Du 26 au 28 août 2019 s’est tenue à la cartoucherie de Vincennes la première édition de l’Université d’été de l’enseignement. EPLP a participé à l’évènement, avec un atelier de 2 heures consacré à l’enseignement des risques et des espoirs écologiques, et un stand où les discussions ont pu continuer après l’atelier et le jour suivant.

Notre atelier d’environ deux heures a réuni trois enseignants membres d’EPLP, une lycéenne représentante de Youth for Climate, et une cinquantaine de participants. Nous avons abordé diverses thématiques, comme l’insuffisance des programmes scolaires en matière d’écologie, la nécessité de recourir à des séquences hors programme pour approfondir ces questions, la réception des discours écologistes par les lycéens et l’attention à porter aux questions d’éco-anxiété, ou encore la reconnexion avec la nature à travers divers projets comme la création de potagers.

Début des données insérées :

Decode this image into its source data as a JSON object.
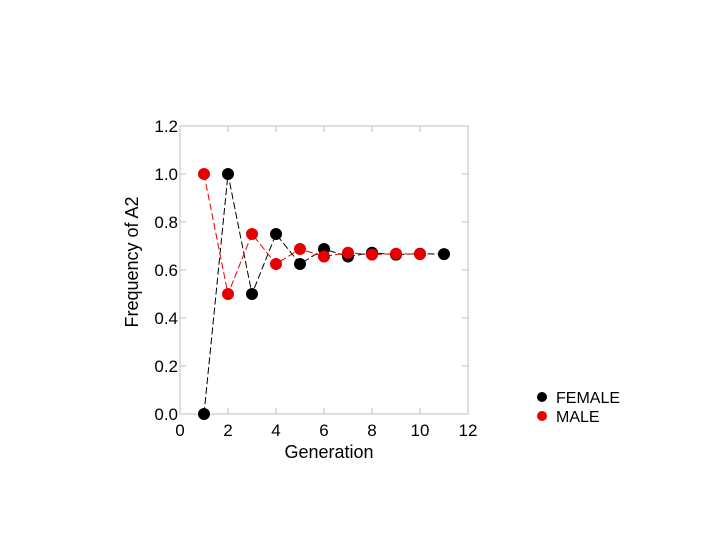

L’écrasante majorité des personnes venues participer à l’atelier ont réagi très positivement aux expériences et réflexions développées. La plupart étaient des enseignants, mais nous avons aussi eu des retours de certains parents, témoignant d’une préoccupation écologique apparue de manière parfois brutale et inquiétante chez leurs adolescents.

La lycéenne de Youth for climate qui intervenait avec nous a insisté sur le décalage entre savoirs scientifiques et contenus des programmes par rapport à des questions de choix de société, comme celle de l’alimentation. Ayant elle-même oeuvré pour l’introduction d’une option végétarienne dans la cantine de son établissement, elle nous a fait part des freins institutionnels empêchant ou ralentissant de telles démarches.

Les discussions qui ont suivi autour du stand que tenaient EPLP et les membres de Youth for Climate venues animer une causerie sur le thème de la mobilisation lycéenne pour le climat ont été des plus enrichissantes. Nous avons appris notamment que certaines d’entre elles vivaient dans des familles où la préoccupation écologiste était très peu développée, ce qui est encourageant et contredit une idée répandue selon laquelle seuls les enfants étant personnellement sensibilisés à l’écologie à la maison se préoccupent de l’avenir de la planète.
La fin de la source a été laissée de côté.